Four Lessons from “Harlem Shake”

Now that “Harlem Shake” fever has finally subsided, I think it’s instructive to ask what lessons are to be learned from the wildly popular song that created a cultural sensation. Was “Harlem Shake” just a fluke? Can its success be duplicated by someone else? As we’ve seen with just about every viral phenomenon, there is no sure-fire formula for success. But I believe “Harlem Shake” does show what can happen when an artist creates engaging content that taps into essential human wants and needs, such as our joy of dancing and social sharing.

1. There Are No Overnight Successes

The history of “Harlem Shake” is as intriguing as the phenomenon the song unleashed. For instance, did you know “Harlem Shake” had been a riding a tide of success for nearly a year before it exploded across the world?

Indeed, “Harlem Shake” began as a song recorded by American DJ Baauer and released for free by Mad Decent nearly one year ago.
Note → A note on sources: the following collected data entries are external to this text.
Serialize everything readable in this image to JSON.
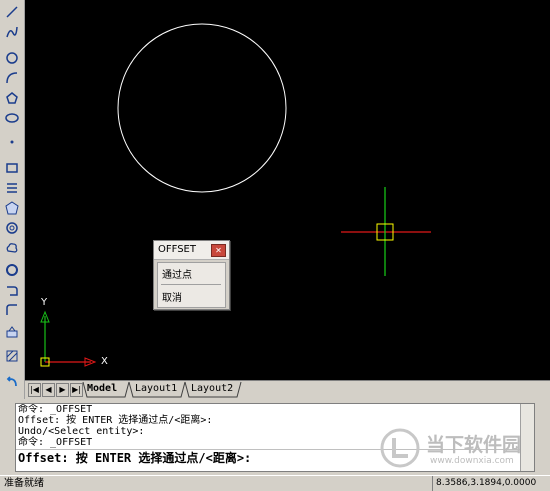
{
  "toolbar": {
    "tools": [
      "line-tool",
      "polyline-tool",
      "circle-tool",
      "arc-tool",
      "polygon-tool",
      "ellipse-tool",
      "point-tool",
      "rectangle-tool",
      "multiline-tool",
      "region-tool",
      "donut-tool",
      "revision-cloud-tool",
      "ring-tool",
      "spline-tool",
      "insert-block-tool",
      "make-block-tool",
      "hatch-tool",
      "undo-tool"
    ]
  },
  "canvas": {
    "axis_y": "Y",
    "axis_x": "X"
  },
  "popup": {
    "title": "OFFSET",
    "items": [
      "通过点",
      "取消"
    ]
  },
  "tabs": {
    "model": "Model",
    "layout1": "Layout1",
    "layout2": "Layout2"
  },
  "command": {
    "lines": [
      "命令: _OFFSET",
      "Offset: 按 ENTER 选择通过点/<距离>:",
      "Undo/<Select entity>:",
      "命令: _OFFSET"
    ],
    "prompt": "Offset: 按 ENTER 选择通过点/<距离>:"
  },
  "status": {
    "text": "准备就绪",
    "coords": "8.3586,3.1894,0.0000"
  },
  "watermark": {
    "name": "当下软件园",
    "url": "www.downxia.com"
  }
}
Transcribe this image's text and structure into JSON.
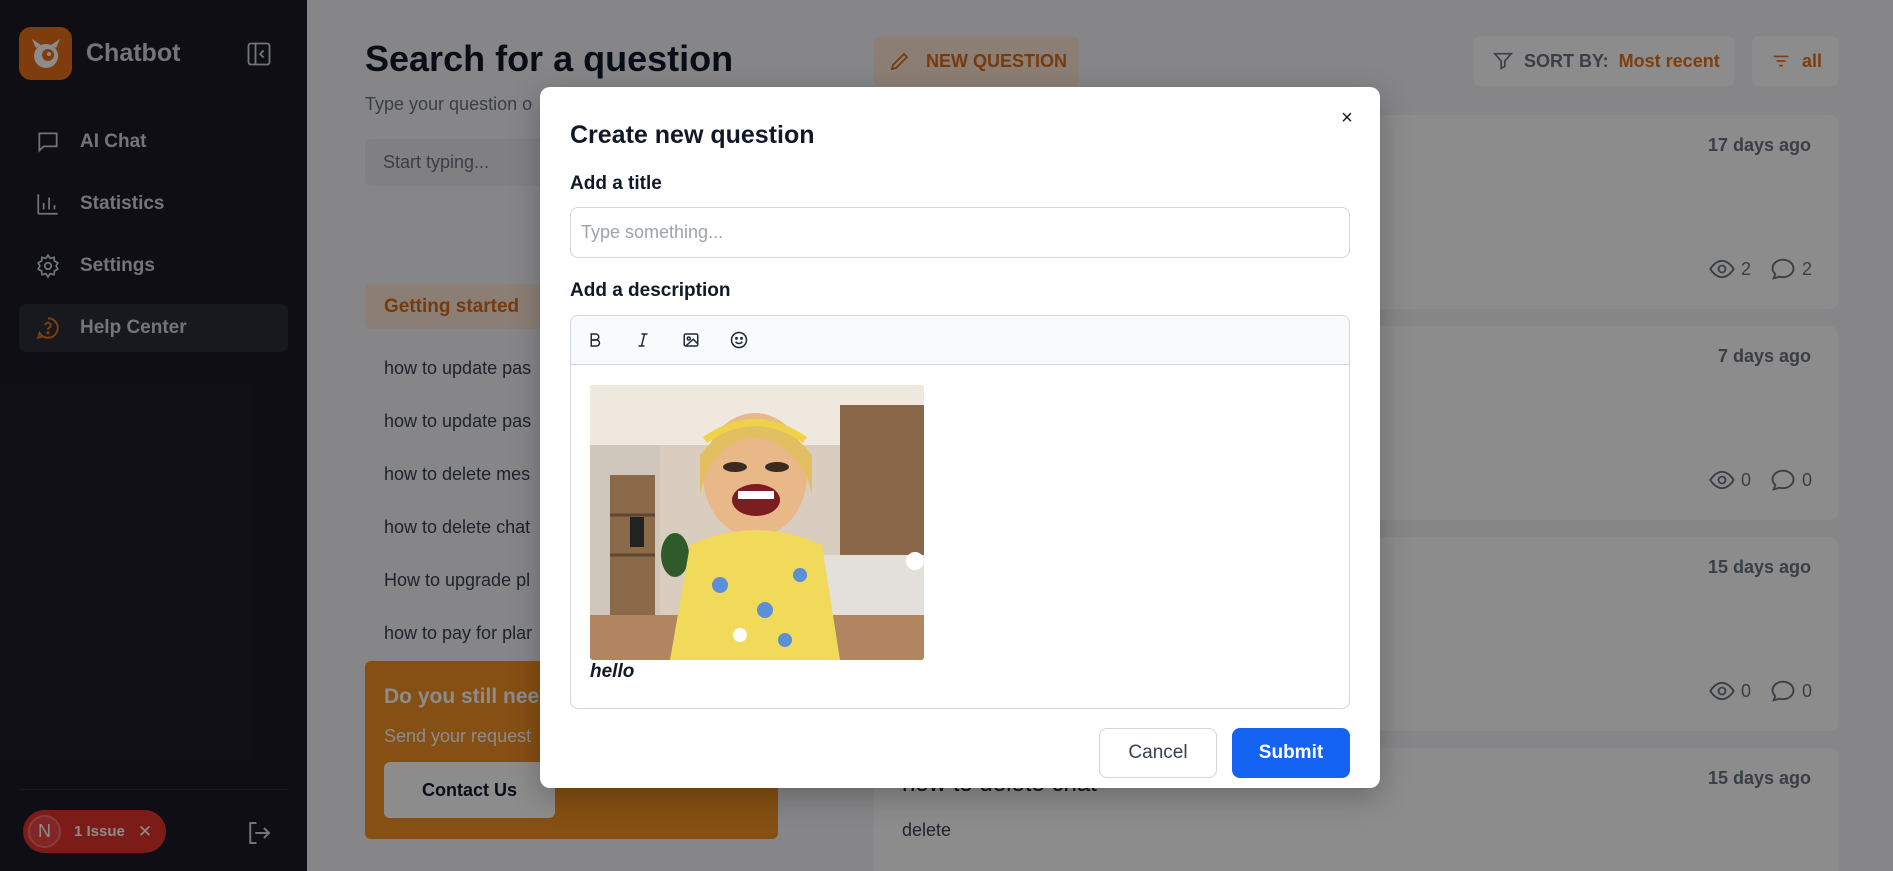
{
  "sidebar": {
    "brand": "Chatbot",
    "items": [
      {
        "label": "AI Chat",
        "icon": "chat-icon"
      },
      {
        "label": "Statistics",
        "icon": "chart-icon"
      },
      {
        "label": "Settings",
        "icon": "gear-icon"
      },
      {
        "label": "Help Center",
        "icon": "help-icon",
        "active": true
      }
    ],
    "issue_badge": {
      "avatar_letter": "N",
      "label": "1 Issue",
      "close": "✕"
    }
  },
  "main": {
    "title": "Search for a question",
    "subtitle": "Type your question o",
    "search_placeholder": "Start typing...",
    "new_question_label": "NEW QUESTION",
    "sort_label": "SORT BY:",
    "sort_value": "Most recent",
    "filter_label": "all",
    "category_title": "Getting started",
    "category_items": [
      "how to update pas",
      "how to update pas",
      "how to delete mes",
      "how to delete chat",
      "How to upgrade pl",
      "how to pay for plar"
    ],
    "help_card": {
      "title": "Do you still need",
      "subtitle": "Send your request",
      "button": "Contact Us"
    },
    "questions": [
      {
        "title": "",
        "desc": "",
        "date": "17 days ago",
        "views": "2",
        "comments": "2"
      },
      {
        "title": "",
        "desc": "",
        "date": "7 days ago",
        "views": "0",
        "comments": "0"
      },
      {
        "title": "",
        "desc": "",
        "date": "15 days ago",
        "views": "0",
        "comments": "0"
      },
      {
        "title": "how to delete chat",
        "desc": "delete",
        "date": "15 days ago",
        "views": "",
        "comments": ""
      }
    ]
  },
  "modal": {
    "title": "Create new question",
    "title_label": "Add a title",
    "title_placeholder": "Type something...",
    "description_label": "Add a description",
    "toolbar": [
      "bold-icon",
      "italic-icon",
      "image-icon",
      "emoji-icon"
    ],
    "body_text": "hello",
    "cancel_label": "Cancel",
    "submit_label": "Submit",
    "close_label": "×"
  },
  "colors": {
    "accent": "#e8701a",
    "sidebar_bg": "#1b1b26",
    "primary_button": "#1463f3",
    "issue_badge": "#e0332f"
  }
}
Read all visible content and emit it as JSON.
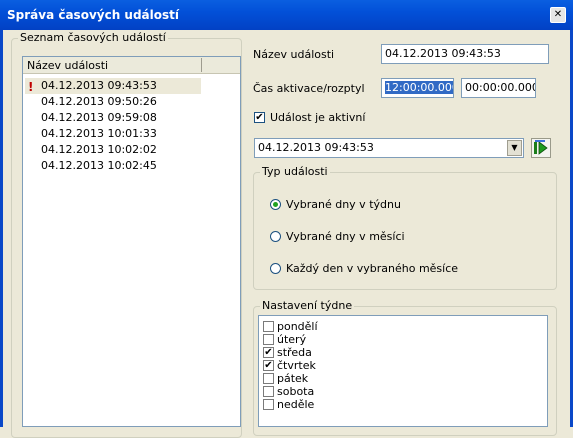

Baauer never created a video for the song nor encouraged anyone to do so. The 23-year-old Baauer posted the song itself online in 2012 “just to show people.” Throughout 2012, though, without the benefit of video airplay, the song gained a popular following in the dance world. Scottish DJ Rustie featured the song for BBC Radio 1 a year ago. Diplo and Skrillex played the song in their concerts. Through months of hard work and PR representation, Baauer was creating a steady success. Of course, in February 2013, when fan-created 30-second videos of “Harlem Shake” exploded across YouTube, the song became the Internet meme we all know today, literally all over the world — which is how “Harlem Shake” immediately became more than a dance hit.